A los niños les daba de comer un par de veces por día y, de vez en cuando, les permitía pasar a verla. No había cerrado con llave; pero, aun así, Nicole no podía salir del cuarto: no le hubiera dejado. Ella pasaba largos ratos llorando. Algunas veces rompía a gritar. Otras, durante horas, sentábase y esperaba. Cuando se dejaba ver, era para abofetearla, por hacer ruido. Ella cerraba el rostro a las emociones y no emitía sonido alguno. Hacía como si no advirtiese su presencia.
También la follaba, y mucho —a ese respecto, sus hábitos no habían variado para nada—, llamándola poopsie, muñequita y chata. Ella prorrumpía en gritos y alaridos, o bien fingía no percatarse de que la estaba poseyendo. Pasado un tiempo se acordó del pistolón que guardaba él, y eso le dio fuerzas para seguir. Discurría la manera de hacerse con el arma. Cuando la encontrase, le mataría. A Joe Bob le aseguraba que podía hacerla fosfatina, pero que no conseguiría que se quedase. Jamás.
Cuando él se percató de que lo decía en serio, le anunció: «Vamos a divorciamos». Se la llevó adonde su abogado y le advirtió: «Una palabra, una sola palabra de queja, y, amiga mía, no quisiera yo estar en tu piel cuando volvamos a casa.»
Pero, al concluir con el abogado y darse cuenta de que de todas formas habría de volver con Joe Bob y pasar otra noche en su casa, se puso histérica. Nadie, ni el abogado ni su secretaria, hizo nada. Se la quedaron mirando, y eso fue todo. Como era de esperar, tan pronto la tuvo en descampado, Joe Bob la cogió por su cuenta.

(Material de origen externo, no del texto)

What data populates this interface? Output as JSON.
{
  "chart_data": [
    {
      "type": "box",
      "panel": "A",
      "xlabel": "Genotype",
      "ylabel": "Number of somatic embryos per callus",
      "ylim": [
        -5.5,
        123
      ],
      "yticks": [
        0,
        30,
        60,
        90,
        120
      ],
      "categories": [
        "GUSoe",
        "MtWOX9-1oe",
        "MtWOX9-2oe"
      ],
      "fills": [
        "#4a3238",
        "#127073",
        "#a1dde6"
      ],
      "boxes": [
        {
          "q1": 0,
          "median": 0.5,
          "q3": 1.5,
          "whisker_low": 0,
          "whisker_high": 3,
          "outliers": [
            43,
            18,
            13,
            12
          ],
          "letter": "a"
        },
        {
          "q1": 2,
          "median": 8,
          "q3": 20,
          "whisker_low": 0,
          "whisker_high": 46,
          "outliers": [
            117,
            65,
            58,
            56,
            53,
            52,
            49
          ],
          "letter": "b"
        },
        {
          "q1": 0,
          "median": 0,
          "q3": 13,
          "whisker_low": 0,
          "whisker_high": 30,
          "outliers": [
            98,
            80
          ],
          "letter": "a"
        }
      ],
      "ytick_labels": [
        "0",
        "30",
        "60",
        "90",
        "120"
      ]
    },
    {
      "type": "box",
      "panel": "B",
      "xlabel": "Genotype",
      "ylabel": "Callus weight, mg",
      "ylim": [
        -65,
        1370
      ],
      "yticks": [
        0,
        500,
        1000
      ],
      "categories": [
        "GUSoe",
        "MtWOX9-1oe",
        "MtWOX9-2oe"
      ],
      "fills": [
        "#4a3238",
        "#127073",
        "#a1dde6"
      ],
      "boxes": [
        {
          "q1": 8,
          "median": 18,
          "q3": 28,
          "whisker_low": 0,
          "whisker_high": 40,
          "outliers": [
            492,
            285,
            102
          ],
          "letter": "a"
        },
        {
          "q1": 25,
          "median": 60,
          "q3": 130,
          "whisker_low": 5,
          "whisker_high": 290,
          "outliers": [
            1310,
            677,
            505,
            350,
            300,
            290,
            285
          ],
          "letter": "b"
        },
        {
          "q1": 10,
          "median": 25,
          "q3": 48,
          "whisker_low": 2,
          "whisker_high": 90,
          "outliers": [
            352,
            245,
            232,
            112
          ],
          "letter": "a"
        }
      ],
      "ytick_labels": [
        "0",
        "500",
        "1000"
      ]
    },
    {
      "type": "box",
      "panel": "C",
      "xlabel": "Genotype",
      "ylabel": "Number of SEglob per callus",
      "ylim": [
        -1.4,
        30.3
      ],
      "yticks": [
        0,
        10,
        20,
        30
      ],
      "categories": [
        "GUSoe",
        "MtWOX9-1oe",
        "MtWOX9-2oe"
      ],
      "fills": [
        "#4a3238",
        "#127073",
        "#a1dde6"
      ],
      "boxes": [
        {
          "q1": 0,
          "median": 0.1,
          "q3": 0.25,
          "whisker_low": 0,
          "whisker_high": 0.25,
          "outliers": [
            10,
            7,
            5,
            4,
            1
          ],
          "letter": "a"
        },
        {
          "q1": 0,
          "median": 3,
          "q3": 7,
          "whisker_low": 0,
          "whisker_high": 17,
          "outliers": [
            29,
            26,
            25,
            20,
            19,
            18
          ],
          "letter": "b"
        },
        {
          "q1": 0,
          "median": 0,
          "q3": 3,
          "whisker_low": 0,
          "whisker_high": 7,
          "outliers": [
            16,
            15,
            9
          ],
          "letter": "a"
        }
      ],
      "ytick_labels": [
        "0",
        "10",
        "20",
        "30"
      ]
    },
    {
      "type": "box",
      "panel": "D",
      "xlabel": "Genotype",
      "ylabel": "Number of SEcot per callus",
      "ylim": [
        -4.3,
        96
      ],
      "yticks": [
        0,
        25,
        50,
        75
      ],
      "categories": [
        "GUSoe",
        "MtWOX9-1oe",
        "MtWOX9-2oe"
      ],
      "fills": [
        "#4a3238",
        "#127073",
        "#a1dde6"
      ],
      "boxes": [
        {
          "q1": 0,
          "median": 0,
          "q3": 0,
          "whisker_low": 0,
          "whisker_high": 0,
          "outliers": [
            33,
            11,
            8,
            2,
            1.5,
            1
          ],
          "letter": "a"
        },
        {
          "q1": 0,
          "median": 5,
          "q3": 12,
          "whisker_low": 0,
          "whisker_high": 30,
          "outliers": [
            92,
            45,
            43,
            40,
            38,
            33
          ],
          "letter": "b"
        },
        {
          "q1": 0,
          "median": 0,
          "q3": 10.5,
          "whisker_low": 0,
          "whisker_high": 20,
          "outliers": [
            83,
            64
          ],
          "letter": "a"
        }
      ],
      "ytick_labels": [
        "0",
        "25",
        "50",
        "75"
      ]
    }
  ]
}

Así siguieron las cosas durante otra semana. Sólo que las palizas se habían reducido a una diaria, y que le permitía salir al jardín. E incluso marchaba a su trabajo. Oliéndose una trampa, Nicole nada hizo al principio. Pero, pasados un par de días, tomó el portante y se plantó en la estación de autobuses. Era el primer aniversario de Jeremy. Telefoneó a Barrett, y éste, una vez más, acudió en su socorro: cuando no había, en todo el jodido mundo, adónde volver los ojos, siempre aparecía él. Barrett lo sabía. Y le encantaba. Era el único capaz de sacarla de las peores situaciones. El Príncipe Azul.
Primero estuvieron viviendo, ellos dos y los niños, en una pequeña tienda plantada en el jardín de un amigo. Luego consiguieron en Provo un pequeño apartamento donde pasaron juntos las Navidades. Ella puntualizaba a todas horas que no tenía intención de quedarse con él, y Barrett trataba de convencerla de lo contrario. Hasta que, por fin, se largó a Cody, al estado de Wyoming, con un amigo suyo también apellidado Barrett. Eso fue poco antes de que ella encontrase la casita de Spanish Fork, que parecía salida de un cuento de hadas.